That is a good point, but my reading of that topic is that it was the least convenient possible world. I honestly do not see how it is possible to word a greatest threat.
Once someone actually says out loud what any particular threat is, you always seem to be vulnerable to someone coming along and generating a threat, which when taken in the context of threats you have heard, seems greater then any previous threat.
I mean, I suppose to make it more inconvenient for me, The Pascal Mugger could add “Oh by the way. I’m going to KILL you afterward, regardless of your choice. You will find it impossible to consider another Pascal’s Mugger coming along and asking you for your money.”
“But what if the second Pascal’s Mugger resurrects me? I mean sure, it seems oddly improbable that he would do that just to demand 5 dollars which I wouldn’t have if I gave them to you if I was already dead, and frankly it seems odd to even consider resurrection at all, but it could happen with a non 0 chance!”
I mean yes, the idea of someone ressurecting you to mug you does seem completely, totally ridiculous. but the entire idea behind Pascal’s Mugging appears to be that we can’t throw out those tiny, tiny, out of the way chances if there is a large enough threat backing them up.
So let’s think of another possible least convenient world: The Mugger is Omega or Nomega. He knows exactly what to say to convince me that despite the fact that right now it seems logical that a greater threat could be made later, somehow this is the greatest threat I will ever face in my entire life, and the concept of a greater threat then this is literally inconceivable.
Except now the scenario requires me to believe that I can make a choice to give the Mugger 5$, but NOT make a choice to retain my belief that a larger threat exists later.

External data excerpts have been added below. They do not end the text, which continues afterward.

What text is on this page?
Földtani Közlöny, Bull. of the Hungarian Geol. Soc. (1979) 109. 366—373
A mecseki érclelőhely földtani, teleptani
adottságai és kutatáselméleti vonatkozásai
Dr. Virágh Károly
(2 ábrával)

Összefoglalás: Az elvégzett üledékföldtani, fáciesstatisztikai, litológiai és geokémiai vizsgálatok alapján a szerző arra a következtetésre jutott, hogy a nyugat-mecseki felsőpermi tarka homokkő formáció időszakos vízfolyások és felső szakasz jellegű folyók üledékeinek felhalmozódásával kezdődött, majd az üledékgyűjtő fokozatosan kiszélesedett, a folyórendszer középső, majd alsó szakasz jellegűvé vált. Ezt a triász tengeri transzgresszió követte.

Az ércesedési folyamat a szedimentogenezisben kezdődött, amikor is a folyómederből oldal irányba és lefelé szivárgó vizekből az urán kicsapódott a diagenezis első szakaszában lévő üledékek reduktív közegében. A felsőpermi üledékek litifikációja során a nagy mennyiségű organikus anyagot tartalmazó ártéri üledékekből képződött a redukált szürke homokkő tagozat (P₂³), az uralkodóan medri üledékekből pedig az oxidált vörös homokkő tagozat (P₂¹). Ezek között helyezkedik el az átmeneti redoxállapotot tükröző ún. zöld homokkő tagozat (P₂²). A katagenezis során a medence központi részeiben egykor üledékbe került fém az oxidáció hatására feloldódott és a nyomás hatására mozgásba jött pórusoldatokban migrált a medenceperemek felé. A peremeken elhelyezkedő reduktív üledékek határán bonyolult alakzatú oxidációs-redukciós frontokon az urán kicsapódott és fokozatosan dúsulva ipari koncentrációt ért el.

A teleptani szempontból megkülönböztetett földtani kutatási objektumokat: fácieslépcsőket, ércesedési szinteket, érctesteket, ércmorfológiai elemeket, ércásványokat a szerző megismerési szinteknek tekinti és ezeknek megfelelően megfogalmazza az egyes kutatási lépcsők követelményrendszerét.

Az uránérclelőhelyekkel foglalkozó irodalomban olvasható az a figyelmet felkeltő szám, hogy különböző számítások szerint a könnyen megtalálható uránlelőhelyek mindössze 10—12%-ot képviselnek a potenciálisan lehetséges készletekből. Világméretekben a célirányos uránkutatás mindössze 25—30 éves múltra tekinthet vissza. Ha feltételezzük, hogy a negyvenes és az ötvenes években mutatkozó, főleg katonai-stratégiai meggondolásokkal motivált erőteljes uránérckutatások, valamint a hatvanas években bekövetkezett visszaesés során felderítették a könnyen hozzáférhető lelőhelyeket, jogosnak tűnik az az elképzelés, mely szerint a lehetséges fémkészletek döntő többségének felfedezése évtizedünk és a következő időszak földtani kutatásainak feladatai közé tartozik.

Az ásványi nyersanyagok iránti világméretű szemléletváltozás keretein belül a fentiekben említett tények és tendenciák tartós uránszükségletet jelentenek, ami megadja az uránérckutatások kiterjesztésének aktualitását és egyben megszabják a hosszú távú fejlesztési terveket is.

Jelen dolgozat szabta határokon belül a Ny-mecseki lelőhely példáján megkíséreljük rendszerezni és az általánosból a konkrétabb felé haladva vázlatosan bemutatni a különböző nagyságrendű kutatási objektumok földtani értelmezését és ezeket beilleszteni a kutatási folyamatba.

That doesn’t quite sound like a good formulation of an inconvenient world either. (I can make choices except when I can’t?) I will keep trying to think of a more inconvenient world once I get home and will post it here if I think of one.
You may be wrong about such threats. In thinking about this question, you reduce your chance of being wrong. This has a massive expected utility gain.
Conclusion: You should spend all your time thinking about this question.
Another version:
There’s a tiny probability of 3^^3 deaths. A tinier one of 3^^^3. A tinier one of 3^^^^3..… Oops, looks like my expected utility is a divergent sum! I can’t use expected utility theory to figure out what to do any more!
Number one is a very good point, but I don’t think the conclusion would necessarily follow:
1: You always may need outside information to solve the problem. For instance, If I am looking for a Key to Room 3, under the assumption that it is in Room 1 because I saw someone drop it in Room 1, I cannot search only Room 1 and never search Room 2 and find the key in all cases because there may be a way for the key to have moved to Room 2 without my knowledge.
For instance, as an example of something I might expect, the Mouse could have grabbed it and quietly went back to it’s nest in Room 2. Now, that’s something I would expect, so while searching for the key I should also note any mice I see. They might have moved it.
But I also have to have a method for handling situations I would not expect. Maybe the Key activated a small device which moved it to room 2 through a hidden passage in the wall which then quietly self destructed, leaving no trace of the device that is within my ability to detect in Room 1. (Plenty of traces were left in Room 2, but I can’t see Room 2 from Room 1.) That is an outside possibility. But it doesn’t break laws of physics or require incomprehensible technology that it could have happened.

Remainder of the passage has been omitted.